Entre o comércio do garum, que
produzido nestas costas se espalhava pelo Mediterrâneo, e um nazi a
correr num milheiral das Cesaredas, aquilo que Marco Neves nos
oferece é uma narrativa entusiasmante e plena de humor que,
percorrendo os caminhos da História, mantém o leitor no encalço de
um tesouro do tempo dos romanos. Este é ainda o pretexto para se
falar da História Trágico-Marítima ligada à Carreira das Índias,
do exemplo de coragem e bravura do cabo Avelar Pessoa durante a
Guerra da Restauração ou da passagem por Peniche de D. António
Prior do Crato, “à boleia” da armada inglesa de Francis Drake,
uma relação pouco vantajosa para o pretendente da coroa portuguesa
e que está na origem da expressão “amigos de Peniche”. E, claro
está, de um castelhano azarado que, depois de ter escapado às
fúrias da Padeira de Aljubarrota e de sobreviver a toda uma série
de peripécias, acabou na boca de uma baleia.
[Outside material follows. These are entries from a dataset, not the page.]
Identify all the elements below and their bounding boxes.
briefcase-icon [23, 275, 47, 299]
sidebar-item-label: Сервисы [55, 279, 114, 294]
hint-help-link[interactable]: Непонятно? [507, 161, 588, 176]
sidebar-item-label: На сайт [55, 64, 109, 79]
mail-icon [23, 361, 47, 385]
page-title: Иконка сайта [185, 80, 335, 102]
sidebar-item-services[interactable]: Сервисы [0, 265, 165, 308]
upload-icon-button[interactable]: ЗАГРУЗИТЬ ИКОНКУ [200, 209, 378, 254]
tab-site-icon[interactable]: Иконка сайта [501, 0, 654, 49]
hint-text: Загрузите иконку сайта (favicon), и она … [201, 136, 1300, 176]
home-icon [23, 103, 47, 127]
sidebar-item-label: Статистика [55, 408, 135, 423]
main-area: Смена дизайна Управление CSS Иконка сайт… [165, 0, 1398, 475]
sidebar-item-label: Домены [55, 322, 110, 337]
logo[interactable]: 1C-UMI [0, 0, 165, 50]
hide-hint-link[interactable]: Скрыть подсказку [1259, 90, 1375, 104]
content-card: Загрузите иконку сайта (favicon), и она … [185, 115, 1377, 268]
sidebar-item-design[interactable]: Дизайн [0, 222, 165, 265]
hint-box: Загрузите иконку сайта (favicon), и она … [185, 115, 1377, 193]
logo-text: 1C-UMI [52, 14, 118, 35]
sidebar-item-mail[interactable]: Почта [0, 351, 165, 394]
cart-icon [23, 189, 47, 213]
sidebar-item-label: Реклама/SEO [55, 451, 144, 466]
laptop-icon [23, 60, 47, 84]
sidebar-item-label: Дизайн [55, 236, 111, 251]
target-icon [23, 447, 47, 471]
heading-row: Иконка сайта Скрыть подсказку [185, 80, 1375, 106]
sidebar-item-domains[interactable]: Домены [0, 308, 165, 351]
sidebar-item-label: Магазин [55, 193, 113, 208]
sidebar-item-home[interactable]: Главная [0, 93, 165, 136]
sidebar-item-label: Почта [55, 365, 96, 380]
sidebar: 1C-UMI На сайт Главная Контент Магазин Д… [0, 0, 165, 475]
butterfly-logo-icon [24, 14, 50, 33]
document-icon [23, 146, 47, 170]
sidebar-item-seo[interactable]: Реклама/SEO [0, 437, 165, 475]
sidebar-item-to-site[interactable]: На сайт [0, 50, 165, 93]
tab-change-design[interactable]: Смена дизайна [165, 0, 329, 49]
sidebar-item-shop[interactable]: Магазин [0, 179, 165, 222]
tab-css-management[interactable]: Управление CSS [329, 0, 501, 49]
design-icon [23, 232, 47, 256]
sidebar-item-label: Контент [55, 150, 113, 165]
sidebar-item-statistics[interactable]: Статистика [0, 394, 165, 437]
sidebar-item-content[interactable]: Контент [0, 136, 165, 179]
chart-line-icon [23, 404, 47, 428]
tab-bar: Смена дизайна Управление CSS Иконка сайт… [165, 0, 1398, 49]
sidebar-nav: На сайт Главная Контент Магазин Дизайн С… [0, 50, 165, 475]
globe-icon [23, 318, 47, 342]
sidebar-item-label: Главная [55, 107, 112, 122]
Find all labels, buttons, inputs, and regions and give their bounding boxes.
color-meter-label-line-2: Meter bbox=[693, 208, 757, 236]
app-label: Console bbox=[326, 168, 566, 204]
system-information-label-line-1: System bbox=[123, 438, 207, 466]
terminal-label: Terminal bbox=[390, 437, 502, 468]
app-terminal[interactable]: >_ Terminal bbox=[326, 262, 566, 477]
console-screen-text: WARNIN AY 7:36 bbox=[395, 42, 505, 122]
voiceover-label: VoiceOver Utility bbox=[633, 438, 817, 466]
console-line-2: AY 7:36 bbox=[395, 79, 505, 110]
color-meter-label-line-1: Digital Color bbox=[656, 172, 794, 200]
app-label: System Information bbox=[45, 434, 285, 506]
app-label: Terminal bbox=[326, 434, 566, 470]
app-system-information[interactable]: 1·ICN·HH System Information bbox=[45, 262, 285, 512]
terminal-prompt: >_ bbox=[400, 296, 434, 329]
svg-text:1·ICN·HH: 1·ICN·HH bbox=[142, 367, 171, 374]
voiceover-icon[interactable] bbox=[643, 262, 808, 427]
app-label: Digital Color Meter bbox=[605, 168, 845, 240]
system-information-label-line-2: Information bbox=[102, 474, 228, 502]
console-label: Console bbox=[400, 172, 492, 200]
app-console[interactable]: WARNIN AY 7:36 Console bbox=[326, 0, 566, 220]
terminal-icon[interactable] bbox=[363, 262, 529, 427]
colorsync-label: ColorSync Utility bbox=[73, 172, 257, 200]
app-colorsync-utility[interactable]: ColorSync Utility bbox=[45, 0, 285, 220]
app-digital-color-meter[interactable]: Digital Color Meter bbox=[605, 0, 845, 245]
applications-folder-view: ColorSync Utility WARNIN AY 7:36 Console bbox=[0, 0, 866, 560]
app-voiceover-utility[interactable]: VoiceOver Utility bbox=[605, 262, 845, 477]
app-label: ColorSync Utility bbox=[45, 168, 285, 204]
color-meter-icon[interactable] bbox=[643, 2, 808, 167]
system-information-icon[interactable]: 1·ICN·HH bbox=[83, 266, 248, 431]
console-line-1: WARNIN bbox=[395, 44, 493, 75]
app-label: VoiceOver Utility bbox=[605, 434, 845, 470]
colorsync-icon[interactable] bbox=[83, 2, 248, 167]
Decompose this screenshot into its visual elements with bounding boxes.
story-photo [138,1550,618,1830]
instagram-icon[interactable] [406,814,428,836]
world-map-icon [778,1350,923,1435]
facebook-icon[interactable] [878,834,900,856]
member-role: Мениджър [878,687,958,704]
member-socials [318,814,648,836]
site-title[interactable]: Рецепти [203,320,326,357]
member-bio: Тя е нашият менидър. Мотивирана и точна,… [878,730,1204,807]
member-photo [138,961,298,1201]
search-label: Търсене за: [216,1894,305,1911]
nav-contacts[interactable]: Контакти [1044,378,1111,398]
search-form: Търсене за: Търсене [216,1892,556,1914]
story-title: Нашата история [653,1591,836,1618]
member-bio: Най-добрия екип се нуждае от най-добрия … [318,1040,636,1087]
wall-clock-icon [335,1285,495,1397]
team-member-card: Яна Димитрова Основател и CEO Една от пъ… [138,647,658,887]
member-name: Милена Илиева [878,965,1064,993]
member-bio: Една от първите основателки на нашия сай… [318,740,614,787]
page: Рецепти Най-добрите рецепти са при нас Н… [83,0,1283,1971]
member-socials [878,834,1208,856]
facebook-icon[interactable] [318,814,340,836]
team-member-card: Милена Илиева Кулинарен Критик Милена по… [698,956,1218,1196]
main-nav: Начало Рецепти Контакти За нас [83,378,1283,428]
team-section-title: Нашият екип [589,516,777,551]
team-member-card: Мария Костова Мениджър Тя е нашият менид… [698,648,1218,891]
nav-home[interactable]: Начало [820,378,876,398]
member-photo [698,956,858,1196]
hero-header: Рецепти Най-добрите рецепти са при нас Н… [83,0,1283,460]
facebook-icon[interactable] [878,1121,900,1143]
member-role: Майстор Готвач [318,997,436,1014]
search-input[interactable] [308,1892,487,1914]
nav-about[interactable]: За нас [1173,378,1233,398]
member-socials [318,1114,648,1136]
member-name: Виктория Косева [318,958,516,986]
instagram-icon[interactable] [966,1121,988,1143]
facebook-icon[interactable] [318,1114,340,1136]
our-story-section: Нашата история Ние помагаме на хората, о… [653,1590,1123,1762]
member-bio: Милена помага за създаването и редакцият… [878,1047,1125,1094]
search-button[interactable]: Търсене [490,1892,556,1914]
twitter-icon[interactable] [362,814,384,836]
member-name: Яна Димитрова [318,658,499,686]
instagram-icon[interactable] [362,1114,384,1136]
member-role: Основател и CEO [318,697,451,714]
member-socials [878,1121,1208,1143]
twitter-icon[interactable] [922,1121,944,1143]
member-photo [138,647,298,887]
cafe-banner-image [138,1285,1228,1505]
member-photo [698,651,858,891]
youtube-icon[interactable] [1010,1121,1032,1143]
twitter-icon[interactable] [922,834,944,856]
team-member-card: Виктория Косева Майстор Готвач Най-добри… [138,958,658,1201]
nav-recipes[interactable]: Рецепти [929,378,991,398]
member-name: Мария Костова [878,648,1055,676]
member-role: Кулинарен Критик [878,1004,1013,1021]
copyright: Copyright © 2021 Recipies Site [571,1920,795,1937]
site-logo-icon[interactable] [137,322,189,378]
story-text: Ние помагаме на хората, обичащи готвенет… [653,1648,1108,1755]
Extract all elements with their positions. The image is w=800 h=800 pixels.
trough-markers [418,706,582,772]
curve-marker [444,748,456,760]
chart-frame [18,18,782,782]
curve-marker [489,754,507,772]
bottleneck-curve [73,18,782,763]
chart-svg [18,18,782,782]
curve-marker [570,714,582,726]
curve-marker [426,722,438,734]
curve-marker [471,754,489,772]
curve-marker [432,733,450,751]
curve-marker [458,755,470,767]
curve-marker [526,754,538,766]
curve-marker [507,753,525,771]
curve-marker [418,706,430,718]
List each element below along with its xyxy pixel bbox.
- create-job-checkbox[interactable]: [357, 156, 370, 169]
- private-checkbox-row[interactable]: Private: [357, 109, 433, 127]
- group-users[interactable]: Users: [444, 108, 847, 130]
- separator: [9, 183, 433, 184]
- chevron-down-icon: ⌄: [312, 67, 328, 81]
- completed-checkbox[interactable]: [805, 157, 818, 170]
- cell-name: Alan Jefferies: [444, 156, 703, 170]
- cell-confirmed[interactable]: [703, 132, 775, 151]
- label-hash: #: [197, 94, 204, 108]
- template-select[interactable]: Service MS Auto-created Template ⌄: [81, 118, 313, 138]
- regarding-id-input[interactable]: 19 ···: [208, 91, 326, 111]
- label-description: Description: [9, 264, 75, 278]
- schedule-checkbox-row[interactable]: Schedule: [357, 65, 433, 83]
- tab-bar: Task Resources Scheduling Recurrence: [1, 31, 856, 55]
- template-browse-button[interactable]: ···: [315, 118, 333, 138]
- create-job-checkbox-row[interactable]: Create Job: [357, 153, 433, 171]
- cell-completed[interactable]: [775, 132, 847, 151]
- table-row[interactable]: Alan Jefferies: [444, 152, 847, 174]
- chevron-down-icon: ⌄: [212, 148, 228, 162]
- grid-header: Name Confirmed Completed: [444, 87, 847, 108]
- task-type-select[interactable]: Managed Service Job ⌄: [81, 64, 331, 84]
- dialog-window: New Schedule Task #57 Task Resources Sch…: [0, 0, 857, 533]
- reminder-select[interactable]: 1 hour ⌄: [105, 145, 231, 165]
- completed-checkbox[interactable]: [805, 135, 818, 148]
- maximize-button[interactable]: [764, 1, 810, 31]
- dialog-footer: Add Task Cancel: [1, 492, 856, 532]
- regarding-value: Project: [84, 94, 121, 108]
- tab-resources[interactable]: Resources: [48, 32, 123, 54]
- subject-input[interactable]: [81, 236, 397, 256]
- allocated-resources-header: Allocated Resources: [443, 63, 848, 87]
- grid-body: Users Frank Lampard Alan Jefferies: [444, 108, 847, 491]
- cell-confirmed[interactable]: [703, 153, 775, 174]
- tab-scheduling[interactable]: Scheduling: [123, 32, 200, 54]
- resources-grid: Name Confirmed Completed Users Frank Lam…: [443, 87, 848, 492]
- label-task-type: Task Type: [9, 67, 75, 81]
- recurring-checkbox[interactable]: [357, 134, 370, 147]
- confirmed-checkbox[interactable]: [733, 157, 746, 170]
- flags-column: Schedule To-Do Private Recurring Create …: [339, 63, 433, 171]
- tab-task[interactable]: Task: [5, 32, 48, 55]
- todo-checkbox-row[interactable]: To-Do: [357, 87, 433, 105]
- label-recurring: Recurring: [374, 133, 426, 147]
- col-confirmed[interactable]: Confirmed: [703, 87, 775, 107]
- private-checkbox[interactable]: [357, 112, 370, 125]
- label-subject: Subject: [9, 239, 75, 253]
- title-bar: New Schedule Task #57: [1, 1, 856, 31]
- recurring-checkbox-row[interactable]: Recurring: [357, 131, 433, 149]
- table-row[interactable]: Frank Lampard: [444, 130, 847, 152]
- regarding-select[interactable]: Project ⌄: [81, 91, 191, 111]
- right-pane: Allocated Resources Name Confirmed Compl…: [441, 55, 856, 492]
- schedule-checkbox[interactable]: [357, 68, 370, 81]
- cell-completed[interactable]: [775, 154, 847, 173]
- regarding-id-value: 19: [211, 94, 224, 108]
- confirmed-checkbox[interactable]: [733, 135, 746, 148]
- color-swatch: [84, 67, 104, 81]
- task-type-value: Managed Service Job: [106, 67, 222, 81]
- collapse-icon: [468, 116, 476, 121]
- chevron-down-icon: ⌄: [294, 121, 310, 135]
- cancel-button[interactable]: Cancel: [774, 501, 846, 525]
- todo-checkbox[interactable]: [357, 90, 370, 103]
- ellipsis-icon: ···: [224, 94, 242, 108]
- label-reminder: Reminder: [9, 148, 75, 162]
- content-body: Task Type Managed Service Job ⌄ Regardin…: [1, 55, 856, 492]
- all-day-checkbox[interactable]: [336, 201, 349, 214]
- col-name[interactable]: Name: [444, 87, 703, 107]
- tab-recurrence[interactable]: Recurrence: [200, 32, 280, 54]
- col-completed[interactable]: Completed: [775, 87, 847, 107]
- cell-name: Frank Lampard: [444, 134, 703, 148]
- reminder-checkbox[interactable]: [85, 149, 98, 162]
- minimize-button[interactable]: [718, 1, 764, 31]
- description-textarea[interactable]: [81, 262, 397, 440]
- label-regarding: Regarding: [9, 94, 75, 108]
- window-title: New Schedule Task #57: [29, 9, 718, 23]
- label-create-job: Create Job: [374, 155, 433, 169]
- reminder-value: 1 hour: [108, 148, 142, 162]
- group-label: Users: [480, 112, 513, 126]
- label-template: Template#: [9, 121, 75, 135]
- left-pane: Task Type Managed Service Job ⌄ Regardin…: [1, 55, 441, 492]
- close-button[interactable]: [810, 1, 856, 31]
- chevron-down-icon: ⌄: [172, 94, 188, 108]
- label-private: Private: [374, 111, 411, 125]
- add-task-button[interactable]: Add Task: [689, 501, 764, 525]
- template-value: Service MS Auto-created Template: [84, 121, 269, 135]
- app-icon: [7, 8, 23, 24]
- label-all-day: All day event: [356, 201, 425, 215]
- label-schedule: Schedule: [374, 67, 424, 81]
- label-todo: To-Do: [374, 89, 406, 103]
Ancorado numa certa literatura
infanto-juvenil que marcou as primeiras leituras de muitos de nós –
e aqui é impossível não citar Enid Blyton e, sobretudo, a série
“Os Cinco”, mas também “Os Sete” ou os livros da colecção
“O Mistério” -, o livro desenvolve-se em torno de um recurso
narrativo deveras curioso e original, como se de uma de lengalenga se
tratasse. Tal como em “A Loja do Mestre André” – recordemos
que a segunda estrofe desta cantiga é reforçada com elementos da primeira, a
terceira com elementos das duas anteriores e assim sucessivamente –,
“A Baleia Que Engoliu Um Espanhol” adopta uma estrutura
semelhante, com Marco Neves a reforçar, ao jeito de uma canção de
roda, as mensagens anteriores, misturando e confundindo as histórias
numa só.
Ao interesse histórico, às constantes menções a Peniche e a uma
particular linha narrativa, gostaria de acrescentar, em termos de
conclusão, a homenagem que Marco Neves presta, com este livro, aos
seus avós – Gisela, Manuel, Faustino e Leonor – e a todos os
avós do mundo, enquanto garante da continuidade e perpetuação duma
certa tradição oral. É a eles que cabe esse direito ou, mais do
que um direito, essa obrigação de contar histórias aos netos -
mesmo que as histórias possam ser pejadas de arrepios, ou que tenham
trapalhadas ou, mesmo, que sejam enfadonhas. A eles se permite que os
heróis patetas das aventuras que contam possam ter um nome de
família e, de preferência, nelas se possam misturar antepassados e
imaginação. Porque os avós não contam histórias: são a nossa
história!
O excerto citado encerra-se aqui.